The Associated Press, October 12, 2004
NORTH CANTON, Ohio - Mounting legal costs over its electronic voting equipment have forced automated teller machine maker Diebold Inc. to slash its third-quarter earnings forecast.
Diebold said in a news release Monday that its legal woes in California would reduce profit by 5 cents a share.
Executives expect the company to earn about 67 cents a share, down from its earlier forecast of 70 cents to 74 cents. The company said it also expects lower fourth-quarter and full-year earnings.
In September, California Attorney General Bill Lockyer joined a lawsuit alleging that Diebold sold the state shoddy hardware and software, exposing elections to hackers and software bugs. The case was originally filed late last year by a computer programmer and a voting rights advocate, who claimed that California elections officials spent at least $19 million on equipment that had critical hardware and software problems.
California's Alameda County also joined the false claims case, which could require Diebold to pay triple damages.

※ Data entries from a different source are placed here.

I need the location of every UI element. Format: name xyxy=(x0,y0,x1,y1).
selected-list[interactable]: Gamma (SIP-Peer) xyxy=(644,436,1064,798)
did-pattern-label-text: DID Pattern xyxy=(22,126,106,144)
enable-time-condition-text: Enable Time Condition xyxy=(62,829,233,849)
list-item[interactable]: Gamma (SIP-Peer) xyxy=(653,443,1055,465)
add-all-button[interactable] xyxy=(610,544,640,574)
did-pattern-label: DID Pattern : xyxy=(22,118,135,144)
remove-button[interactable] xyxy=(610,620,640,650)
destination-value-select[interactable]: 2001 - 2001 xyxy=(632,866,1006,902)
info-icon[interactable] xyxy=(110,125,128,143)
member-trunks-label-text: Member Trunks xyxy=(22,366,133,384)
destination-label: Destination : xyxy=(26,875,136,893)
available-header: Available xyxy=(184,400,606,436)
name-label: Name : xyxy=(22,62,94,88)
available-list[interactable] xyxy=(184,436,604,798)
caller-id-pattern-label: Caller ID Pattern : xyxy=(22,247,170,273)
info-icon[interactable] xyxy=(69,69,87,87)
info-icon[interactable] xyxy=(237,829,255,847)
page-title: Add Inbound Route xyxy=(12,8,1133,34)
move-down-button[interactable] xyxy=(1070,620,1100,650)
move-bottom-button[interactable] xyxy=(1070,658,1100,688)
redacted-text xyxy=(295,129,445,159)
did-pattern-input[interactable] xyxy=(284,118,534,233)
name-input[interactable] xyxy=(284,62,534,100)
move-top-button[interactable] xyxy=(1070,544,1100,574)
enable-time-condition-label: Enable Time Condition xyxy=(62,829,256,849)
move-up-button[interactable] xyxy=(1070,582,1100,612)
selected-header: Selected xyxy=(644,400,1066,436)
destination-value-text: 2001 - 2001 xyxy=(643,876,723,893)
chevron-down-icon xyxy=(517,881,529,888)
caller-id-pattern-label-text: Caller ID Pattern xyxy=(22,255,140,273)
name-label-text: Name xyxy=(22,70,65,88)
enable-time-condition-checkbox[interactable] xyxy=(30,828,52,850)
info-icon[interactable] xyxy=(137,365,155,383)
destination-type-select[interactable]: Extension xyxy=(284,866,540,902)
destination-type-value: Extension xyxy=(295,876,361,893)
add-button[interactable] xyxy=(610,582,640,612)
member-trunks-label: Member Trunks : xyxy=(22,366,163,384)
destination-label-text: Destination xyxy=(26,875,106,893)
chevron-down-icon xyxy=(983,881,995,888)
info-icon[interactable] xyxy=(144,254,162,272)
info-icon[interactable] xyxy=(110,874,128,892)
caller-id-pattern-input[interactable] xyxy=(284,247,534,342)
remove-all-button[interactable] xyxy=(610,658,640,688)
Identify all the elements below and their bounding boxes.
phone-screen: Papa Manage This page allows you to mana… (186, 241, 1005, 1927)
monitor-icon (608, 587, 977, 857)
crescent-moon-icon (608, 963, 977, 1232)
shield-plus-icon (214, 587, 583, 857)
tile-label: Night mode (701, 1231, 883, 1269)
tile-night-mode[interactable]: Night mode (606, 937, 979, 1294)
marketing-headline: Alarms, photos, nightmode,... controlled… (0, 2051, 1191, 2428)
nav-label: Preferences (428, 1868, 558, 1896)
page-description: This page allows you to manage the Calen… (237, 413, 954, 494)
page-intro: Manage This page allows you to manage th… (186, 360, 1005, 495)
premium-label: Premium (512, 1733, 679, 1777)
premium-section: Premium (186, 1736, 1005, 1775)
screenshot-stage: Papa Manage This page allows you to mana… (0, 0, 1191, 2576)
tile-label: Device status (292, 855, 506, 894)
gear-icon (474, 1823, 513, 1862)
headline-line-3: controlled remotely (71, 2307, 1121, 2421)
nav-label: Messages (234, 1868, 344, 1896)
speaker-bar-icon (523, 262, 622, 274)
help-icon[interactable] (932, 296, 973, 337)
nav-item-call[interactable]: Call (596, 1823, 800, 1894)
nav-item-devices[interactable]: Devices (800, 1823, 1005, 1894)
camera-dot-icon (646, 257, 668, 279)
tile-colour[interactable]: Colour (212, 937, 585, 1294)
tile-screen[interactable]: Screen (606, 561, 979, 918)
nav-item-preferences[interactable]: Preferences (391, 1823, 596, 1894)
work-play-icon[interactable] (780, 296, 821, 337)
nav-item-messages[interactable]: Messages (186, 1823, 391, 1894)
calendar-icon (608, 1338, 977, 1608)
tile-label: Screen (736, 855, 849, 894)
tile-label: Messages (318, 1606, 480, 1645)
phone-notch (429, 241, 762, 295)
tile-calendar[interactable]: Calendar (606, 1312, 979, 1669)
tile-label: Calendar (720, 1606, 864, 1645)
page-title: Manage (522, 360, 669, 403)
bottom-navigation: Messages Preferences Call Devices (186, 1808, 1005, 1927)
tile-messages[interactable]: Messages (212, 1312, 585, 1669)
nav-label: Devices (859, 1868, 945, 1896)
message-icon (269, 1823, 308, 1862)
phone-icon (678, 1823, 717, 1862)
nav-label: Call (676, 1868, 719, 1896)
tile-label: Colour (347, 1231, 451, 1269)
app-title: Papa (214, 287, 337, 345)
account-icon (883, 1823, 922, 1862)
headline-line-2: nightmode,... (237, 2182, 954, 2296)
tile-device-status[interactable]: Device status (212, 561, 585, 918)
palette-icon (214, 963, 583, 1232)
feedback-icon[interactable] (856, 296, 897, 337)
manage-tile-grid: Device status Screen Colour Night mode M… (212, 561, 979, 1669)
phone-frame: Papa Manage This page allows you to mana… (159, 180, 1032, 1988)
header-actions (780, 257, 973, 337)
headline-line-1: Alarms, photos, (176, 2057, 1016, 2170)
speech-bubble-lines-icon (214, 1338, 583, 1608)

Faulty equipment in the March primary forced at least 6,000 of 316,000 voters in the county east of San Francisco to use backup paper ballots instead of the paperless voting terminals.
Earlier this month, a federal judge in San Jose, Calif., ruled that Diebold knowingly misrepresented its claims when it sent threatening letters to Internet providers who posted the company's internal documents online.
The ruling by U.S. District Judge Jeremy Fogel was a symbolic defeat for Diebold and a major victory for electronic voting critics and free speech advocates, who sued Diebold for more than $5 million in damages and attorneys' fees. Fogel will determine the amount of damages to be awarded at a later time.